FRE 610

Religious Beliefs or Opinions

Evidence of the beliefs or opinions of a witness on matters of religion is not admissible for the purpose of showing that by reason of their nature his credibility is impaired or enhanced.

NOTE

In considering the problems in this section, keep in mind that competency of witnesses under the Federal Rules boils down to a question of the capacity of the witness to testify--especially the capacity of the witness to be cross-examined. Analysis of all of the problems raising issues of competency of the witness should start with the question "Can this witness be cross-examined sufficiently so that the factfinder can appraise the witness's testimony fairly and accurately?" Answering this question requires consideration of whether the witness can understand, communicate, and appreciate the obligation to testify truthfully to a sufficient level such that the factfinder can make some rational use of the testimony. Thus, any impairment of memory, narrative ability, or appreciation of the difference between reality and fantasy must be weighed by the trial judge, who makes the determination of competency of witnesses under Rule 104(a), against the cost of loss of the evidence entirely if the witness is deemed so impaired she is not allowed to testify. One of the factors the court should take into account is the ability of jurors to recognize any impairment of the witness's testimonial capacities and make their own assessment and, if necessary, discount the reliability of the evidence. Courts also generally recognize that the ability of a witness to be vigorously cross-examined is a subjective ideal that may never be attained in the eyes of the cross-examining lawyer, and that this ideal standard must sometimes yield to pragmatic considerations.

When thinking about cross-examination, it is important to keep in mind that its primary purpose is destructive--to destroy the credibility of the witness by suggesting that the witness did not perceive correctly, does not remember accurately what she saw, is not communicating accurately what she thinks she remembers she saw, or is lying. Thus, most cross-examination, when it is not eliciting new facts that the witness has not testified to on direct examination in order to help build the cross-examiner's case-in-chief or defense, attacks perception, memory, clarity, or sincerity. Sincerity is the most complex of these testimonial capacities and is itself often broken down into bias, prejudice, interest, and corruption.

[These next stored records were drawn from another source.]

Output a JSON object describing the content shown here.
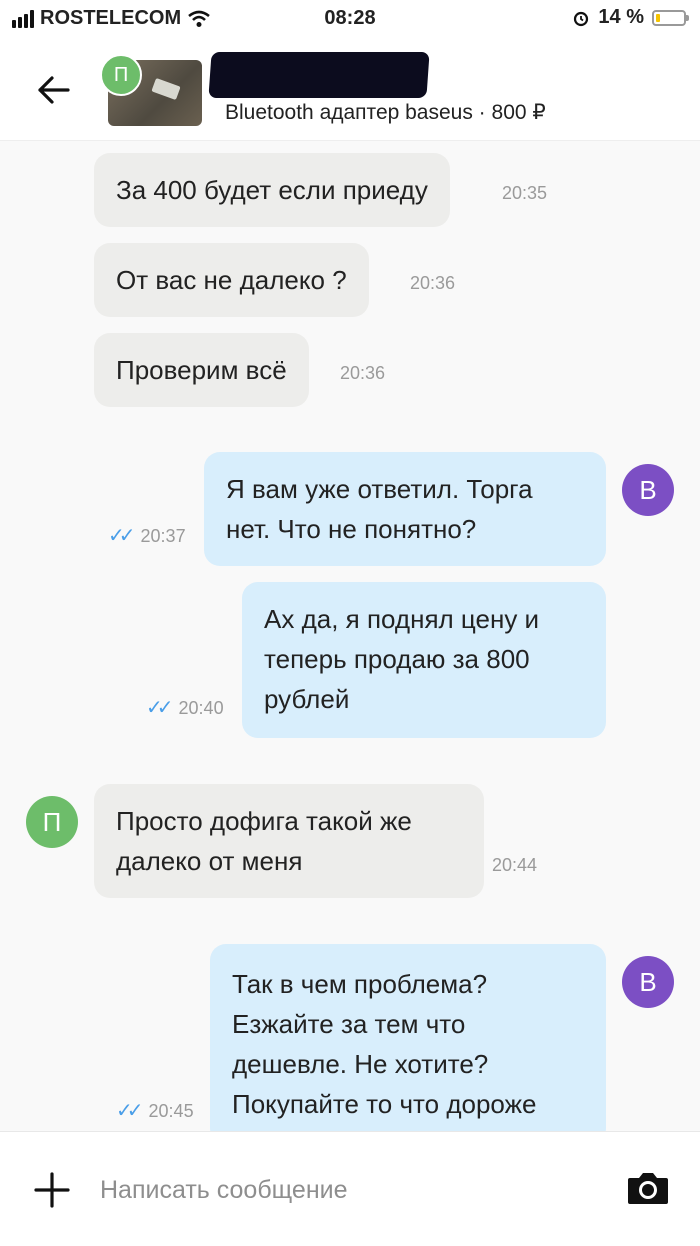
{
  "status_bar": {
    "carrier": "ROSTELECOM",
    "time": "08:28",
    "battery": "14 %",
    "battery_level": 0.14
  },
  "header": {
    "seller_initial": "П",
    "listing": "Bluetooth адаптер baseus · 800 ₽"
  },
  "messages": [
    {
      "side": "in",
      "lines": [
        "За 400 будет если приеду"
      ],
      "time": "20:35"
    },
    {
      "side": "in",
      "lines": [
        "От вас не далеко  ?"
      ],
      "time": "20:36"
    },
    {
      "side": "in",
      "lines": [
        "Проверим всё"
      ],
      "time": "20:36"
    },
    {
      "side": "out",
      "lines": [
        "Я вам уже ответил. Торга",
        "нет. Что не понятно?"
      ],
      "time": "20:37",
      "avatar": "В"
    },
    {
      "side": "out",
      "lines": [
        "Ах да, я поднял цену и",
        "теперь продаю за 800",
        "рублей"
      ],
      "time": "20:40"
    },
    {
      "side": "in",
      "lines": [
        "Просто дофига такой же",
        "далеко от меня"
      ],
      "time": "20:44",
      "avatar": "П"
    },
    {
      "side": "out",
      "lines": [
        "Так в чем проблема?",
        "Езжайте за тем что",
        "дешевле. Не хотите?",
        "Покупайте то что дороже"
      ],
      "time": "20:45",
      "avatar": "В"
    }
  ],
  "input": {
    "placeholder": "Написать сообщение"
  },
  "icons": {
    "back": "back-arrow-icon",
    "add": "plus-icon",
    "camera": "camera-icon"
  },
  "colors": {
    "incoming": "#ededeb",
    "outgoing": "#d8eefc",
    "buyer_avatar": "#7c4fc4",
    "seller_avatar": "#6dbd6a",
    "read_ticks": "#4a9ee8"
  }
}
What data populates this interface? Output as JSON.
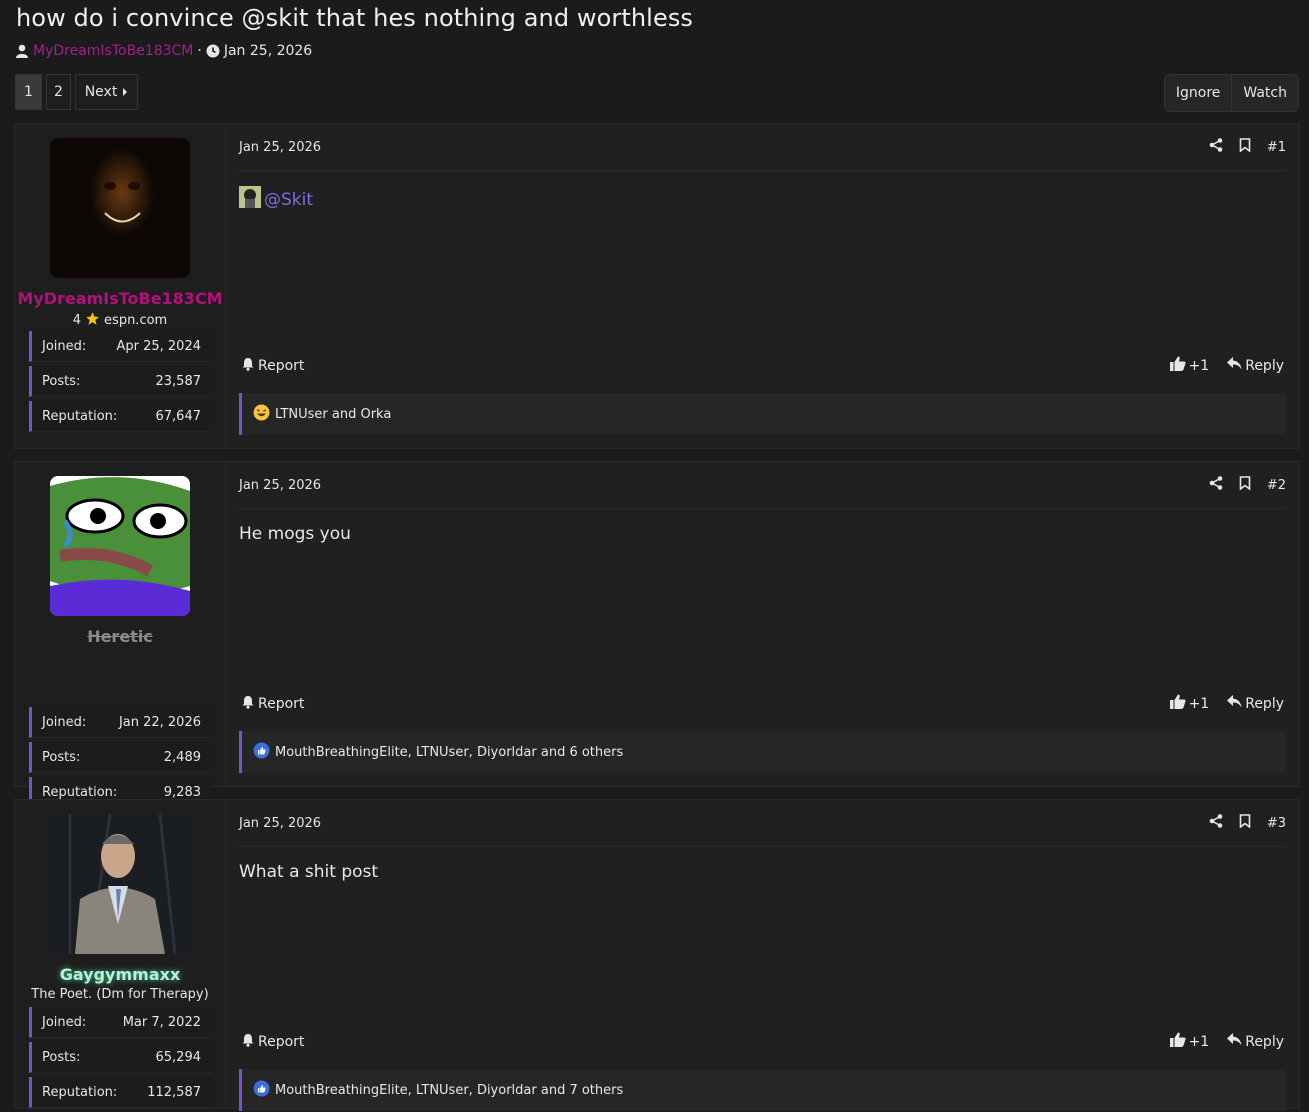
{
  "thread": {
    "title": "how do i convince @skit that hes nothing and worthless",
    "author": "MyDreamIsToBe183CM",
    "separator": "·",
    "date": "Jan 25, 2026"
  },
  "pager": {
    "current": "1",
    "page2": "2",
    "next": "Next"
  },
  "actions": {
    "ignore": "Ignore",
    "watch": "Watch"
  },
  "labels": {
    "report": "Report",
    "reply": "Reply",
    "plus_one": "+1",
    "joined": "Joined:",
    "posts": "Posts:",
    "reputation": "Reputation:"
  },
  "posts": [
    {
      "date": "Jan 25, 2026",
      "number": "#1",
      "user": {
        "name": "MyDreamIsToBe183CM",
        "title_num": "4",
        "title_text": "espn.com",
        "joined": "Apr 25, 2024",
        "posts": "23,587",
        "reputation": "67,647"
      },
      "body": "@Skit",
      "reactions": "LTNUser and Orka"
    },
    {
      "date": "Jan 25, 2026",
      "number": "#2",
      "user": {
        "name": "Heretic",
        "joined": "Jan 22, 2026",
        "posts": "2,489",
        "reputation": "9,283"
      },
      "body": "He mogs you",
      "reactions": "MouthBreathingElite, LTNUser, Diyorldar and 6 others"
    },
    {
      "date": "Jan 25, 2026",
      "number": "#3",
      "user": {
        "name": "Gaygymmaxx",
        "title_text": "The Poet. (Dm for Therapy)",
        "joined": "Mar 7, 2022",
        "posts": "65,294",
        "reputation": "112,587"
      },
      "body": "What a shit post",
      "reactions": "MouthBreathingElite, LTNUser, Diyorldar and 7 others"
    }
  ],
  "colors": {
    "accent": "#6a5acd",
    "author": "#a0208a",
    "mention": "#7a6fe0"
  }
}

Cross-examination is often spoken of by trial lawyers as the ultimate trial art--the most difficult skill for a lawyer to master, requiring years of practice, an intuitive grasp of human psychology, and understanding of the legal subject matter, the judge and jury's subjective needs and biases, and all of the information contained in the World Almanac (just in case the witness testifies on direct that he saw the crime committed in the moonlight on a night in which there was no moon). Young lawyers, however, often find that asking a nonobjectionable question on direct examination is a bigger problem. But direct examination is mostly a matter of knowing what the foundational requirements are for the evidence you want to elicit, asking the questions in the proper order (starting with who the witness is and what her connection to the case happens to be) to establish the necessary foundation, and allowing the witness to tell her story.

Allowing the witness to tell her story makes not only good sense from an advocacy perspective, it is what the rules require. As the Advisory Committee's Note states, Rule 611(c) provides that leading questions should not be used on direct examination or with friendly witnesses on cross-examination. The rule is suggestive, and comes down to letting the witness testify rather than ratify the lawyer's testimony in the form of questions to the witness. It is often useful to remember to ask "W" questions to avoid leading the witness: "Who?", "What?", "When?", "Where?" "How?"--the "W" is at the end--and, at times, even--despite the maxim--"Why?"

The cross-examination rule is also suggestive rather than mandatory. Rule 611(b) adopts a loose form of the rule of restrictive cross-examination, allowing great latitude to the trial judge and little scope for appellate scrutiny. This final rule is the product of legislative amendment--the original rule proposed by the Supreme Court was the wide-open rule of cross-examination. When reviewing the problems in this section, consider the advantages and disadvantages of the restrictive approach and the wide-open approach, as well as the practical problems in applying the final rule.